Final Report Summary - TRAVERSE (Towards Very Large Scale Human-Robot Synergy)
* A summary description of the project objectives:
Distributed multi-robot teams consisting of a large number of robots operating in close cooperation with humans is fundamental for a variety of scenarios where robotics and automation technologies are being employed increasingly. The aim of this project was to study how to achieve maximum synergy between teams of robots and humans, without jeopardizing human safety and comfort, within the constraints of resources, e.g. computational capacity of the robots, sensor and actuator costs.
The first core objective of this project was to develop cooperative methods for robot team perception functionalities that are scalable to a very large number of robots.
The second core objective was to model and study human and system factors that affect joint task efficiency when human operators interact with large scale robot teams in order to perform a collaborative task. These factors could include human abilities to reason about space, their memory, ease of interaction with the multi-robot system, etc.
* A description of work performed since the beginning of the project.
Concerning the first objective
-- A highly scalable method for multirobot cooperative perception (CP) was developed. CP in this context included robot-self localization, teammate localization and target tracking.
-- A model-based approach for person-detection using an RGBD sensor was developed and implemented in a real robot scenario.
-- A novel method for cooperative stereo vision-based target tracker was developed and implemented on a team of two aerial robots.
Concerning the second objective
-- An experimental framework was conceptualized and developed to study human-multirobot interaction (H-MRI). The joint task in this study was survivor search mission in a disaster-hit scenario. Using this novel experimental framework, an elaborate psychophysical study was performed on 35 human subjects. Various human and system factors were studied within the context of scalable CP.
* A description of the main results achieved:
Concerning the first objective
-- The scalable multirobot cooperative perception (CP) method was implemented and verified on two separate datasets. While the first dataset included a challenging scenario of multiple ground-based robots tracking a soccer ball in a highly dynamic environment, the second dataset included multiple ground-based robots tracking each other at a much lower frequency (than the previous dataset) making the dataset even more challenging. The CP method included an optimization-based estimator that not only runs in real-time and is scalable to a large number of robots but is also asymptotically stable and convergent.

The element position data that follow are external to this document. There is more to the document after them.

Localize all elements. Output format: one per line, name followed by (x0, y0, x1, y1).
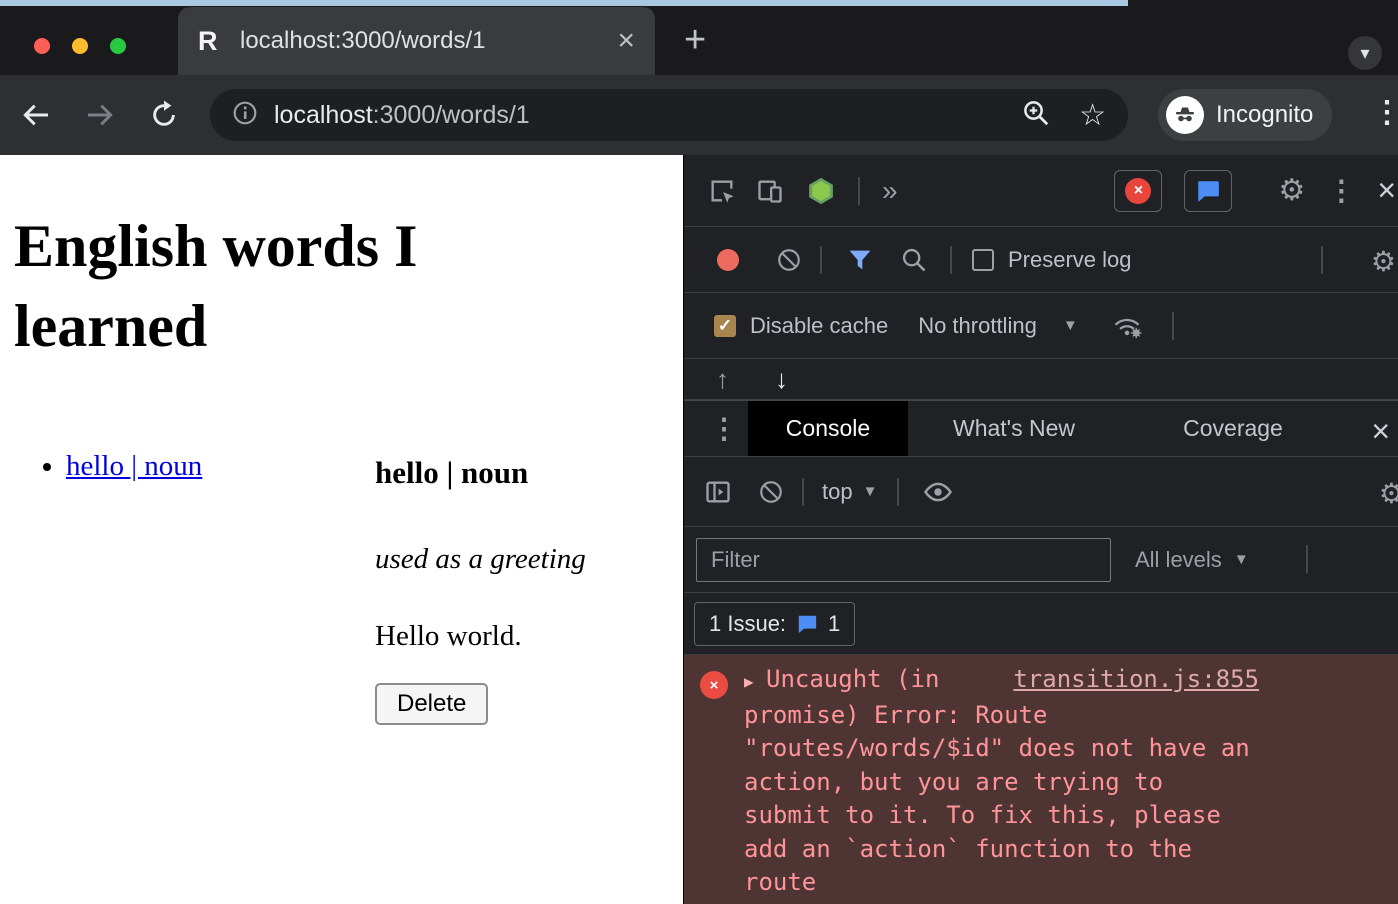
delete-button[interactable]: Delete (375, 683, 488, 725)
word-list: hello | noun (28, 450, 202, 483)
preserve-log-checkbox[interactable] (972, 249, 994, 271)
context-selector[interactable]: top (822, 479, 853, 505)
incognito-icon (1166, 96, 1204, 134)
clear-console-icon[interactable] (758, 479, 784, 505)
minimize-window-button[interactable] (72, 38, 88, 54)
export-har-icon[interactable]: ↓ (775, 364, 788, 395)
word-example: Hello world. (375, 620, 586, 653)
filter-icon[interactable] (846, 246, 874, 274)
levels-dropdown-icon[interactable]: ▼ (1234, 551, 1249, 568)
tab-coverage[interactable]: Coverage (1140, 401, 1326, 456)
network-conditions-row: ✓ Disable cache No throttling ▼ (684, 293, 1398, 359)
import-har-icon[interactable]: ↑ (716, 364, 729, 395)
tab-search-button[interactable]: ▾ (1348, 36, 1382, 70)
reload-button[interactable] (146, 97, 182, 133)
drawer-close-icon[interactable]: × (1371, 413, 1390, 450)
word-detail-title: hello | noun (375, 455, 586, 491)
tab-close-icon[interactable]: × (617, 26, 635, 56)
record-network-icon[interactable] (708, 249, 748, 271)
devtools-menu-icon[interactable]: ⋮ (1327, 174, 1355, 207)
disable-cache-checkbox[interactable]: ✓ (714, 315, 736, 337)
clear-network-icon[interactable] (776, 247, 802, 273)
console-error-message: transition.js:855 ▶Uncaught (in promise) … (744, 663, 1259, 900)
browser-menu-icon[interactable]: ⋮ (1372, 95, 1398, 130)
network-toolbar: Preserve log ⚙ (684, 227, 1398, 293)
word-detail: hello | noun used as a greeting Hello wo… (375, 455, 586, 725)
forward-button[interactable] (82, 97, 118, 133)
throttling-select[interactable]: No throttling (918, 313, 1037, 339)
device-toolbar-icon[interactable] (756, 177, 784, 205)
word-link[interactable]: hello | noun (66, 450, 202, 482)
fullscreen-window-button[interactable] (110, 38, 126, 54)
tab-title: localhost:3000/words/1 (240, 27, 617, 55)
address-bar[interactable]: localhost:3000/words/1 ☆ (210, 89, 1128, 141)
expand-error-icon[interactable]: ▶ (744, 665, 766, 699)
site-info-icon[interactable] (232, 100, 258, 131)
browser-tab[interactable]: R localhost:3000/words/1 × (178, 7, 655, 75)
inspect-element-icon[interactable] (708, 177, 736, 205)
chevron-down-icon: ▾ (1360, 43, 1369, 64)
page-title: English words I learned (14, 207, 544, 367)
network-conditions-icon[interactable] (1112, 313, 1142, 339)
devtools-panel: » × ⚙ ⋮ × (683, 155, 1398, 904)
back-button[interactable] (18, 97, 54, 133)
incognito-label: Incognito (1216, 101, 1313, 129)
drawer-menu-icon[interactable]: ⋮ (710, 412, 738, 445)
word-definition: used as a greeting (375, 543, 586, 576)
context-dropdown-icon[interactable]: ▼ (863, 483, 878, 500)
throttling-dropdown-icon[interactable]: ▼ (1063, 317, 1078, 334)
window-top-accent (0, 0, 1128, 6)
issues-counter-button[interactable]: 1 Issue: 1 (694, 602, 855, 646)
filter-input[interactable] (696, 538, 1111, 582)
tab-console[interactable]: Console (748, 401, 908, 456)
console-filter-row: All levels ▼ (684, 527, 1398, 593)
drawer-tab-bar: ⋮ Console What's New Coverage × (684, 400, 1398, 457)
traffic-lights (34, 38, 126, 54)
error-source-link[interactable]: transition.js:855 (1013, 663, 1259, 697)
zoom-icon[interactable] (1021, 98, 1051, 133)
console-error-entry: × transition.js:855 ▶Uncaught (in promise… (684, 655, 1398, 904)
incognito-badge: Incognito (1158, 89, 1332, 141)
browser-window: R localhost:3000/words/1 × + ▾ localhost… (0, 0, 1398, 904)
log-levels-select[interactable]: All levels (1135, 547, 1222, 573)
url-text: localhost:3000/words/1 (274, 101, 530, 130)
browser-toolbar: localhost:3000/words/1 ☆ Incognito ⋮ (0, 75, 1398, 155)
error-icon: × (700, 671, 728, 699)
chat-bubble-icon (1195, 178, 1221, 204)
tab-strip: R localhost:3000/words/1 × + ▾ (0, 0, 1398, 75)
error-message-text: Uncaught (in promise) Error: Route "rout… (744, 665, 1250, 896)
issues-count: 1 (828, 611, 840, 637)
issues-label: 1 Issue: (709, 611, 786, 637)
network-settings-icon[interactable]: ⚙ (1371, 245, 1396, 278)
live-expression-eye-icon[interactable] (923, 477, 953, 507)
issue-chat-icon (796, 613, 818, 635)
console-sidebar-icon[interactable] (704, 478, 732, 506)
bookmark-star-icon[interactable]: ☆ (1079, 98, 1106, 133)
devtools-settings-icon[interactable]: ⚙ (1278, 173, 1305, 208)
search-icon[interactable] (900, 246, 928, 274)
node-icon[interactable] (806, 176, 836, 206)
console-settings-icon[interactable]: ⚙ (1379, 477, 1398, 510)
devtools-close-icon[interactable]: × (1377, 172, 1396, 209)
close-window-button[interactable] (34, 38, 50, 54)
issues-row: 1 Issue: 1 (684, 593, 1398, 655)
error-notification-button[interactable]: × (1114, 170, 1162, 212)
issues-notification-button[interactable] (1184, 170, 1232, 212)
new-tab-button[interactable]: + (684, 26, 706, 54)
tab-whats-new[interactable]: What's New (908, 401, 1120, 456)
error-badge-icon: × (1125, 178, 1151, 204)
preserve-log-label: Preserve log (1008, 247, 1132, 273)
disable-cache-label: Disable cache (750, 313, 888, 339)
web-page: English words I learned hello | noun hel… (0, 155, 683, 904)
devtools-main-toolbar: » × ⚙ ⋮ × (684, 155, 1398, 227)
more-tabs-icon[interactable]: » (882, 175, 898, 207)
list-item: hello | noun (66, 450, 202, 483)
har-row: ↑ ↓ (684, 359, 1398, 400)
remix-favicon-icon: R (198, 26, 228, 57)
console-toolbar: top ▼ ⚙ (684, 457, 1398, 527)
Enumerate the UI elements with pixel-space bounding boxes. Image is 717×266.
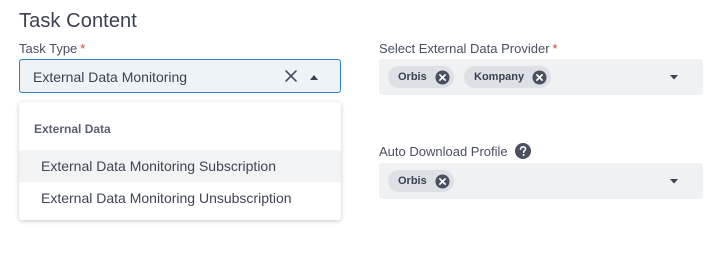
caret-down-icon[interactable] (669, 73, 679, 81)
data-provider-label-text: Select External Data Provider (379, 41, 550, 56)
chip-kompany: Kompany (464, 66, 552, 88)
caret-down-icon[interactable] (669, 177, 679, 185)
data-provider-label: Select External Data Provider * (379, 41, 558, 56)
chip-label: Orbis (398, 175, 427, 187)
auto-download-label-text: Auto Download Profile (379, 143, 508, 159)
dropdown-group-header: External Data (34, 122, 111, 136)
required-marker: * (552, 41, 558, 56)
task-type-label-text: Task Type (19, 41, 78, 56)
auto-download-label: Auto Download Profile (379, 143, 531, 159)
chip-remove-icon[interactable] (532, 69, 547, 85)
chip-remove-icon[interactable] (435, 69, 450, 85)
task-type-select[interactable]: External Data Monitoring (19, 59, 341, 93)
section-title: Task Content (19, 10, 137, 32)
option-external-data-monitoring-unsubscription[interactable]: External Data Monitoring Unsubscription (19, 182, 341, 214)
chip-orbis: Orbis (388, 66, 454, 88)
task-type-value: External Data Monitoring (33, 69, 188, 85)
auto-download-multiselect[interactable]: Orbis (379, 163, 703, 199)
required-marker: * (80, 41, 86, 56)
question-circle-icon[interactable] (514, 143, 531, 159)
chip-label: Orbis (398, 71, 427, 83)
caret-up-icon[interactable] (308, 72, 320, 82)
option-external-data-monitoring-subscription[interactable]: External Data Monitoring Subscription (19, 150, 341, 182)
chip-label: Kompany (474, 71, 525, 83)
chip-orbis: Orbis (388, 170, 454, 192)
task-type-dropdown-menu: External Data External Data Monitoring S… (19, 102, 341, 220)
task-type-label: Task Type * (19, 41, 85, 56)
data-provider-multiselect[interactable]: Orbis Kompany (379, 59, 703, 95)
clear-icon[interactable] (283, 68, 299, 84)
chip-remove-icon[interactable] (435, 173, 450, 189)
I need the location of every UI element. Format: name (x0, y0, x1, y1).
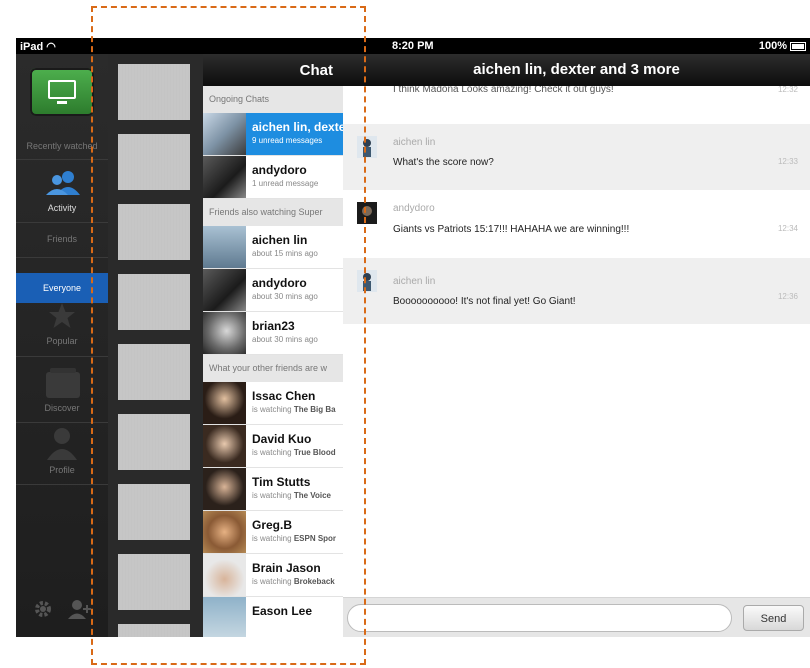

Concerning the second objective
-- Through extensive experiments on a large number of human subjects (35) we found the role of system and human factors on the collaborative task efficiency in an H-MRI search mission scenario within the context of cooperative perception. The first main finding is that the collaborative task is performed much better in a scenario where the robots are fully autonomous in performing exploration of the world while the human operators are tasked only with searching for survivors in the explored regions of the world. When human operators are additionally tasked with controlling the robots, they perform significantly poorer unless they possess good video gaming experience or training.
-- Our second main finding was that there is only a slight benefit in increasing the number of robots in the team performing the collaborative task under the assumption that a single human operator is responsible for the actual survivor search and classification task.
-- We also found that for a small number of robots there is no significant difference in the collaborative task efficiency between a fully controlled multirobot team (where each robot is individually commanded) or a formation controlled team (where the group is commanded as a whole).
* Potential impact and use:
-- Primarily, our scalable CP method is a completely novel approach of estimation where we have explored combining the filter and optimization-based estimation techniques to exploit the benefits of both while overcoming each of their shortcomings. This should open the door for further research in such techniques, specially for obtaining scalability in estimation techniques.
-- Secondly, our findings related to human and system factors in the joint task efficiency of a collaborative human-multirobot team will directly impact human-robot interaction guidelines for developing an effective architecture for human-multirobot search missions. To the best of our understanding, this is a first such project that has studied these factors under the scenario of scalable cooperative perception.